Dr. Gabriel served at the National Science Foundation between 1991 and 1997, first to direct Engineering Research Centers and other industry-university collaborative centers programs and later as deputy and chief operating officer of the agency’s $350 million engineering directorate. She spent the 1994 legislative cycle on detail as one of three majority professional staff members for the VA, HUD and Independent Agencies Appropriations Subcommittee of the U.S. Senate. In 1990 Dr. Gabriel was visiting associate professor, NTT Telecommunications Endowed Chair, University of Tokyo.
Dr. Gabriel began her professional career as principal investigator conducting experimental research at AT&T Bell Laboratories in Holmdel, NJ, focusing on lasers, optical fibers and thin-film waveguide devices for telecommunications, switching and computing applications. She is a member of the MIT Corporation Visiting Committee on Sponsored Research and the Catalyst Connection board of directors. She also serves on the steering committee for the National Research Council review of federal small business innovation research (SBIR and STTR) programs. Dr. Gabriel received masters and doctoral degrees in Electrical Engineering and Computer Science from the Massachusetts Institute of Technology and a bachelor of science degree in Electrical Engineering from the University of Pittsburgh. She was a National Merit Scholar and an AT&T Bell Laboratories GRPW Fellow. In 2010 Dr. Gabriel was appointed by Secretary of Commerce Gary Locke to serve as a member of the National Advisory Council on Innovation and Entrepreneurship.
Wayne Honath joined the University Energy Partnership February 2012 and is the Director of Program Development and Industry Relations for Grid Technologies.

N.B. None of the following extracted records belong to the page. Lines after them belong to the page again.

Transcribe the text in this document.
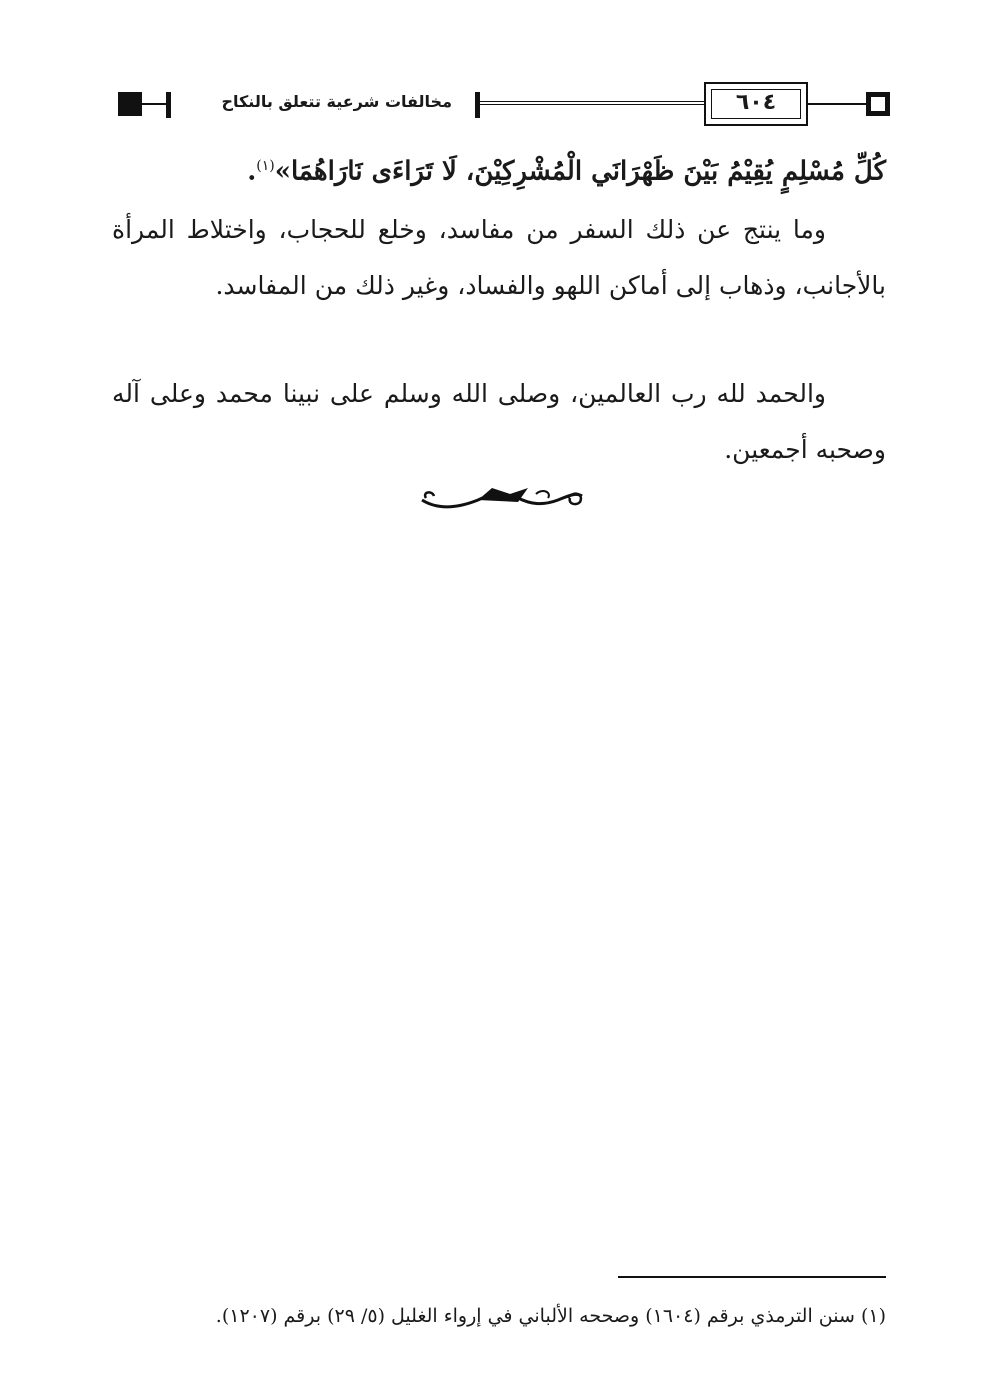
٦٠٤
مخالفات شرعية تتعلق بالنكاح
كُلِّ مُسْلِمٍ يُقِيْمُ بَيْنَ ظَهْرَانَي الْمُشْرِكِيْنَ، لَا تَرَاءَى نَارَاهُمَا»$^{(١)}$.
وما ينتج عن ذلك السفر من مفاسد، وخلع للحجاب، واختلاط المرأة بالأجانب، وذهاب إلى أماكن اللهو والفساد، وغير ذلك من المفاسد.
والحمد لله رب العالمين، وصلى الله وسلم على نبينا محمد وعلى آله وصحبه أجمعين.
(١) سنن الترمذي برقم (١٦٠٤) وصححه الألباني في إرواء الغليل (٥/ ٢٩) برقم (١٢٠٧).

Mr. Honath has extensive experience in the fields of energy and electric distribution. Before joining the University Energy Partnership, he was Smart Grid Program Manager at Tollgrade Communications, where he managed field trials of the company’s LightHouse distribution grid sensors, and led projects to integrate the system with third-party communications platforms. As the company’s electric utility subject matter expert, he served as a bridge between clients and internal design engineers developing technologies and applications to meet client needs and specifications.

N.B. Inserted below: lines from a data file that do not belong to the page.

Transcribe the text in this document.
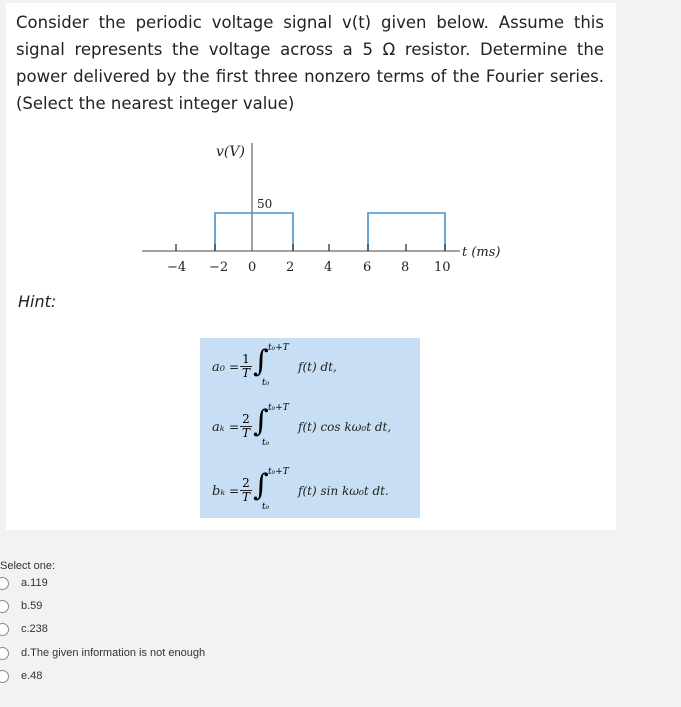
Consider the periodic voltage signal v(t) given below. Assume this signal represents the voltage across a 5 Ω resistor. Determine the power delivered by the first three nonzero terms of the Fourier series. (Select the nearest integer value)
v(V)
t (ms)
50
−4 −2 0 2 4 6 8 10
Hint:
$a_0 = \frac{1}{T}$ ∫ t₀+T
t₀
f(t) dt,
$a_k = \frac{2}{T}$ ∫ t₀+T
t₀
f(t) cos kω₀t dt,
$b_k = \frac{2}{T}$ ∫ t₀+T
t₀
f(t) sin kω₀t dt.
Select one:
a.119
b.59
c.238
d.The given information is not enough
e.48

Prior to his tenure at Tollgrade, Mr. Honath was Manager of Reliability & Standards in the Asset Management group at Duquesne Light Company, where he supervised development of the company’s multi-year capital and maintenance plans, and collaborated with the Public Utility Commission, the Energy Association of Pennsylvania, and other Pennsylvania electric utilities to develop standards and benchmarks for distribution reliability performance and maintenance practices. During this time, Duquesne Light’s reliability measures improved by 15 to 25 percent, becoming one of the most reliable electric distribution systems in Pennsylvania. He also served on a five-person management team that led the company’s Credit Department to reduce uncollected revenue by 50 percent over a five-year period, while maintaining the company’s customer satisfaction levels.
Mr. Honath received a Bachelor of Science degree in Electrical Engineering from the University of Pittsburgh. He is married and lives in Pittsburgh’s South Hills area.